Amiga, Atari and Mac Classic Mouse - retronicdesign/USBJoystickAdapter_v3.2 GitHub Wiki
Amiga Mouse pinout
PIN | FUNCTION |
---|---|
1 | V-Pulse |
2 | H-Pulse |
3 | VQ-Pulse |
4 | HQ-Pulse |
5 | Button 3 (M) *some 3rd party models |
6 | Button 1 (L) |
7 | +5v |
8 | Gnd |
9 | Button 2 (R) |
Atari Mouse pinout
PIN | FUNCTION |
---|---|
1 | X1-Pulse |
2 | X2-Pulse |
3 | Y1-Pulse |
4 | Y2-Pulse |
5 | Button 3 (M) *some 3rd party models |
6 | Button 1 (L) |
7 | +5v |
8 | Gnd |
9 | Button 2 (R) |
Mac Classic Mouse pinout*
PIN | FUNCTION |
---|---|
1 | Chassis Gnd |
2 | +5v |
3 | Gnd |
4 | X2-Pulse |
5 | X1-Pulse |
6 | nc |
7 | Button |
8 | Y2-Pulse |
9 | Y1-Pulse |
*Need a D-SUB 9 gender changer to operate
Theory of operation
Our D-SUB 9 joystick adapter can also operate as an HID standard mouse. These 3 mices despite their different pinouts have a common operation method. They all use rotary encoder outputs to feed the host computer their delta displacement horizontaly and vertically from the ball movement.
Rotary encoders in their minimal configuration require 3 elements;
- A rotating disk with slots punched at regular interval on the outer edge. Slots shoud be placed at an interval the same lenght as their opening size. (50% duty-cycle) The more the slots, higher will be the movement reading precision.
- Two sensors (installed half the lenght of a slot from each other (90 degrees in phase)
- Two light sources coupled with each sensor to "see" the slot opening.
Let's name one sensor A and the other one B. Because each are installed half the lenght of a slot from the other, first sensor to change its status will determine the direction the disk is rotating.
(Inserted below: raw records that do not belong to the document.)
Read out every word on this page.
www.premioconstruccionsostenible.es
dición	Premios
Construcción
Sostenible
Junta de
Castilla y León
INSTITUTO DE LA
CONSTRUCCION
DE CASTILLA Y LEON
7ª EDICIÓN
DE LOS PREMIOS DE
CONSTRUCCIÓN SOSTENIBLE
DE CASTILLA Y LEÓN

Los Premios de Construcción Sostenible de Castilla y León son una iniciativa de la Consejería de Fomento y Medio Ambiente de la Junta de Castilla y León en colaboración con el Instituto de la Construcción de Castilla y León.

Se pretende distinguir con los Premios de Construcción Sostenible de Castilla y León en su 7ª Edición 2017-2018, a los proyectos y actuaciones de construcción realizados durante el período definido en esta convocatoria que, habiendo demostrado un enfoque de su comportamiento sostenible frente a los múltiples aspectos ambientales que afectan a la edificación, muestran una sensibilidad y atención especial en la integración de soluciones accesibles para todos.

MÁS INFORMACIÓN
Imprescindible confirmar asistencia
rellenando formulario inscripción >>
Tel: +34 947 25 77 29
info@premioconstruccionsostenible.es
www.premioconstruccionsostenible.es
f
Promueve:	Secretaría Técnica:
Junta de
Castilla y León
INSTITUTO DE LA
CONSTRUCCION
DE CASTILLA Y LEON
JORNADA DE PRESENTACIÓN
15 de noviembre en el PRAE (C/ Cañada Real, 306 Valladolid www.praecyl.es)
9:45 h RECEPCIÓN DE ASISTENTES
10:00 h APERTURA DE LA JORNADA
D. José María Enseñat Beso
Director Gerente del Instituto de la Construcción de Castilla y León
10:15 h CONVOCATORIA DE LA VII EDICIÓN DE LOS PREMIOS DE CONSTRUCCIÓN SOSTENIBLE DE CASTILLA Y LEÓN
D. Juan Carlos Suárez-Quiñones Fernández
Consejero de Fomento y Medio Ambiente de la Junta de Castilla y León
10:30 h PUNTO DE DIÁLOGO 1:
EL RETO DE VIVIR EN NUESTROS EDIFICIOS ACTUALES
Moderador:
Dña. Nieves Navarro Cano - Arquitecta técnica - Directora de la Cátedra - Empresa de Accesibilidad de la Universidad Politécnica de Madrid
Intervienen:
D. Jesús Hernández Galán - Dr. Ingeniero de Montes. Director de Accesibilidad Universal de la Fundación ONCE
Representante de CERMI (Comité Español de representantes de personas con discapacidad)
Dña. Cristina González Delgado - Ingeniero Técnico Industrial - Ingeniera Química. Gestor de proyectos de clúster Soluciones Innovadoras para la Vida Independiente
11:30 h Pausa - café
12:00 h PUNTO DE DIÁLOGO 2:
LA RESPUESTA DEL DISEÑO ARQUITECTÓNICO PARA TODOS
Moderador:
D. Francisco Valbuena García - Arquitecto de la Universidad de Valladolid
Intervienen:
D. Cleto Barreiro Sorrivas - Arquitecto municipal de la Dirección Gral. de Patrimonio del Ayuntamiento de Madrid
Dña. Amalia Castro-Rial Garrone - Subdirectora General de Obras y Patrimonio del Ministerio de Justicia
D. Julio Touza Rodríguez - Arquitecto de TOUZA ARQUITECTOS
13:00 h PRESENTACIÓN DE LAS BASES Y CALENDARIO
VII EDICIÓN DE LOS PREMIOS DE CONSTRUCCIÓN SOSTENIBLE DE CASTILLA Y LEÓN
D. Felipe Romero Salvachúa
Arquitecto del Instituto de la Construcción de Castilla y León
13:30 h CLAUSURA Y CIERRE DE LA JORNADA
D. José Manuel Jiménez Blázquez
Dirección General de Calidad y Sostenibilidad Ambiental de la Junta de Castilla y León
To calculate displacement, each change in A and B gives 1/2 the lenght of a slot width. This is called a quadrature output. Note that sensibility can be adjusted via software to increment/decrement the delta displacement for each detected movement.
There are two assemblies like this in a mouse, one for the horizontal and one for the vertical displacement of the ball.
Real-time software decoding technique
To simplify and accelerate delta calculations in software, a 4x4 state change table is used:
0 | 1 | 2 | 3 | |
---|---|---|---|---|
0 | 0 | 1 | -1 | X |
1 | -1 | 0 | X | 1 |
2 | 1 | X | 0 | -1 |
3 | X | -1 | 1 | 0 |
To use this state table, you have to combine A and B readings in a 2 bit value. LSB is A and MSB, B. Columns represent the actual value of the 2-bit readings while lines are the previous 2-bit reading state. For example, if you had A and B low (0) and you currently read A low and B high (2), delta displacement is -1. Note that X are impossible state change.
Our software uses state change interrupts to trigger this table pointing routine. Result is obtained in minimal CPU cycles. We store the displacement in delta accumulators so at the next USB polling, movements captured are transmitted to the host computer. Real-time capture combined with asychroneous data transmission.